Trump’s comments over the last few days have angered Pakistan, including Prime Minister Imran Khan, who on Monday hit back by saying on Twitter that few allies had sacrificed or helped the United States as much as Pakistan in its war on terror, suffering 75,000 casualties.
The friction threatens to worsen already fragile relations between Islamabad and Washington, on-off allies which have repeatedly clashed over the war in Afghanistan and Pakistan’s alleged support for Islamist militants.
Foreign Secretary Tehmina Janjua called in U.S envoy Paul Jones “to register a strong protest on the unwarranted and unsubstantiated allegations made against Pakistan”. Pakistan’s Foreign Ministry said in a statement.
Over the weekend, Trump said in an interview Pakistan doesn’t “do a damn thing” for the United States despite billions of dollars in U.S. aid, and alleged Pakistani officials knew of former al Qaeda leader bin Laden’s location before his killing by U.S. troops in a raid inside Pakistan in 2011.
On Monday, Trump tweeted again and doubled down on those claims.

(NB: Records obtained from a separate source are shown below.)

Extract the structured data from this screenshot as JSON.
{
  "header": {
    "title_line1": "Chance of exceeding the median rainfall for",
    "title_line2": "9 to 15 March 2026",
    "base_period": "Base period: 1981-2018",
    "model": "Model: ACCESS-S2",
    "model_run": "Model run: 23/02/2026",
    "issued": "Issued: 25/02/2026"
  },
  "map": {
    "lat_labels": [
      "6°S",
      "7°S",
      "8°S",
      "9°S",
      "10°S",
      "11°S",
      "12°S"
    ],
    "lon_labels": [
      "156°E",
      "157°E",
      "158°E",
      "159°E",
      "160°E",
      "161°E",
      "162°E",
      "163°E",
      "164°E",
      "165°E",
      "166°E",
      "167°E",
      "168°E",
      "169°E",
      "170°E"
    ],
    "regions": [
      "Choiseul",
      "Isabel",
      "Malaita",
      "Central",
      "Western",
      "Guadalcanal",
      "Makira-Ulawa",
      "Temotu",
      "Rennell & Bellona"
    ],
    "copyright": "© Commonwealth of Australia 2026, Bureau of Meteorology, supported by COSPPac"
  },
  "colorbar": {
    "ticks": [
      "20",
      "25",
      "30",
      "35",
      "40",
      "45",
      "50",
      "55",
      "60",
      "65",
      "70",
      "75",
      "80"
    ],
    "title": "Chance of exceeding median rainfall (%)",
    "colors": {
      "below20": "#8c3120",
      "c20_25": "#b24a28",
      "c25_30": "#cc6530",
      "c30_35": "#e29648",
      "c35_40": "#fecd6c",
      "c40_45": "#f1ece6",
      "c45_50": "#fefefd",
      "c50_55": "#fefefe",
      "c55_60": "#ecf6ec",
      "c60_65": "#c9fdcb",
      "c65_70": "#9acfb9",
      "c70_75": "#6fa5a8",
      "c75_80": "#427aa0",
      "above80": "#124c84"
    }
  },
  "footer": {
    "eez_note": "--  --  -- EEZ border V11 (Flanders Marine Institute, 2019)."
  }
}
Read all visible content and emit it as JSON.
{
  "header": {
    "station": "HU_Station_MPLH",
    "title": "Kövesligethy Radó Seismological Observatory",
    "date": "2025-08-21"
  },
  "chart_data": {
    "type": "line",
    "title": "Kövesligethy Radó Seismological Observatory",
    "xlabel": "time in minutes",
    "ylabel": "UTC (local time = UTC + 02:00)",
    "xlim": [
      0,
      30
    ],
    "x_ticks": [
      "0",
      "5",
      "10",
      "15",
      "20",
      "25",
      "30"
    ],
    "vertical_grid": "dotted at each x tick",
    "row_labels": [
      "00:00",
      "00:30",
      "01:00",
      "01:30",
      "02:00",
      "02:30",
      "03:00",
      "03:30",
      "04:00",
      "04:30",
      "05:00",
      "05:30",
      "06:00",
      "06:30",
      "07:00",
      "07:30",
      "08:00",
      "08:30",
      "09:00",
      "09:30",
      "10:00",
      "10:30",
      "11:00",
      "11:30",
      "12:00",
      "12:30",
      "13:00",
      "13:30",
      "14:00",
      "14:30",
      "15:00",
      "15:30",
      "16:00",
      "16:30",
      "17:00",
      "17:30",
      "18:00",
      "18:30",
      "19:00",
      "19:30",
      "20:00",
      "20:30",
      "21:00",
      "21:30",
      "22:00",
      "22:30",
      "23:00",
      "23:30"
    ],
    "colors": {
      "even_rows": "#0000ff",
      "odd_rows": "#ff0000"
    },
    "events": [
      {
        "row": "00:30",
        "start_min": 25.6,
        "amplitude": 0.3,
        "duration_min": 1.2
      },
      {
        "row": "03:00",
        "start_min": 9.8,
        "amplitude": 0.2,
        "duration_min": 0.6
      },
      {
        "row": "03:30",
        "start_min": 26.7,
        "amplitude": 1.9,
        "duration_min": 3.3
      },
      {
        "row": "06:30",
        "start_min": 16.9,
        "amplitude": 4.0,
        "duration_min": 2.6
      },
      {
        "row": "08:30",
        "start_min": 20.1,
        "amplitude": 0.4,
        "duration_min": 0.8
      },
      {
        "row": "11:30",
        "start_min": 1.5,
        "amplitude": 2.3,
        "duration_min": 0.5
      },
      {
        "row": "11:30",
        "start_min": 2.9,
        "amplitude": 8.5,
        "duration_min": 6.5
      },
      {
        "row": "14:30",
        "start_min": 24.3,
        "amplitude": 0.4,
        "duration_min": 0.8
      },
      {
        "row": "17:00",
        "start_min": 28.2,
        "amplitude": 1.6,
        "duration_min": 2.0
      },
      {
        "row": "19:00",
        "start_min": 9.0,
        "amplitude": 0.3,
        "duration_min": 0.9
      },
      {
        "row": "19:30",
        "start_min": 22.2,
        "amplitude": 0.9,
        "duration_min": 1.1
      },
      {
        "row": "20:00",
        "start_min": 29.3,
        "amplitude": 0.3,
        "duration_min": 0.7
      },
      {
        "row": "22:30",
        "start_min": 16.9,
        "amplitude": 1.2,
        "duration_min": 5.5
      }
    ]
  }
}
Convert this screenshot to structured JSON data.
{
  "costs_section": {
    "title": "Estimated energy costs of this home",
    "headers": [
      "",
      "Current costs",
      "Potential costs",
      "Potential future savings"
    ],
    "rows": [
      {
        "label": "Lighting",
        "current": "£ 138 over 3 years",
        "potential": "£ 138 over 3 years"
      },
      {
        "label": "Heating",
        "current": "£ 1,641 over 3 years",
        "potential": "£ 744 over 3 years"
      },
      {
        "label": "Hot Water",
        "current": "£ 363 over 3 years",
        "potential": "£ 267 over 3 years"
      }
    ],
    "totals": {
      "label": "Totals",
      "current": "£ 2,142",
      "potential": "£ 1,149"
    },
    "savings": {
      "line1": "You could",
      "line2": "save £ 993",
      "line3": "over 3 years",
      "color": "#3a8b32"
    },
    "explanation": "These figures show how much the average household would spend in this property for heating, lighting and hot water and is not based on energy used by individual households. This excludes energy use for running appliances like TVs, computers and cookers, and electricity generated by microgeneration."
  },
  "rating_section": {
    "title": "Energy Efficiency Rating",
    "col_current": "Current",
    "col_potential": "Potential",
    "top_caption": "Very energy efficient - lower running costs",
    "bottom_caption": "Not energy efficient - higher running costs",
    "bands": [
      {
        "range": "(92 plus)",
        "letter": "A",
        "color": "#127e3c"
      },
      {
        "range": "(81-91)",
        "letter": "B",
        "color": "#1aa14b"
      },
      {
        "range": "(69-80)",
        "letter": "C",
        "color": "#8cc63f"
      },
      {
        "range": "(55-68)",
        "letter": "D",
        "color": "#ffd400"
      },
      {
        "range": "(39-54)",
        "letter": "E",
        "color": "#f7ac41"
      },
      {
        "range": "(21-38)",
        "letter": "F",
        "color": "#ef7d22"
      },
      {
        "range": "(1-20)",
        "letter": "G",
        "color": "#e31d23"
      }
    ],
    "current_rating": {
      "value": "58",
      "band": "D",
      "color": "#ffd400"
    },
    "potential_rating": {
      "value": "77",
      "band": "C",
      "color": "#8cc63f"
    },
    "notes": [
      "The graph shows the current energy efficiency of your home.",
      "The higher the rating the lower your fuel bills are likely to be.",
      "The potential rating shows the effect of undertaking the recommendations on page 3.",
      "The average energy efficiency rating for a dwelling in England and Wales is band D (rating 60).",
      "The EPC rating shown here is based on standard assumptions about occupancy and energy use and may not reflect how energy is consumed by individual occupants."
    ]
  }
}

“Rejecting the insinuations about OBL, Foreign Secretary reminded the US (Chargé d’Affaires) that it was Pakistan’s intelligence cooperation that provided the initial evidence to trace the whereabouts of OBL,” the ministry said.
On Tuesday, Pakistan army chief Qamar Javed Bajwa, without mentioning Trump, said “Pakistan has done much more for peace in Afghanistan” than any other country.
“We have paid the highest military, economic, political and social cost and the world should acknowledge that,” Bajwa added, according to comments released by military spokesman Major General Asif Ghafoor.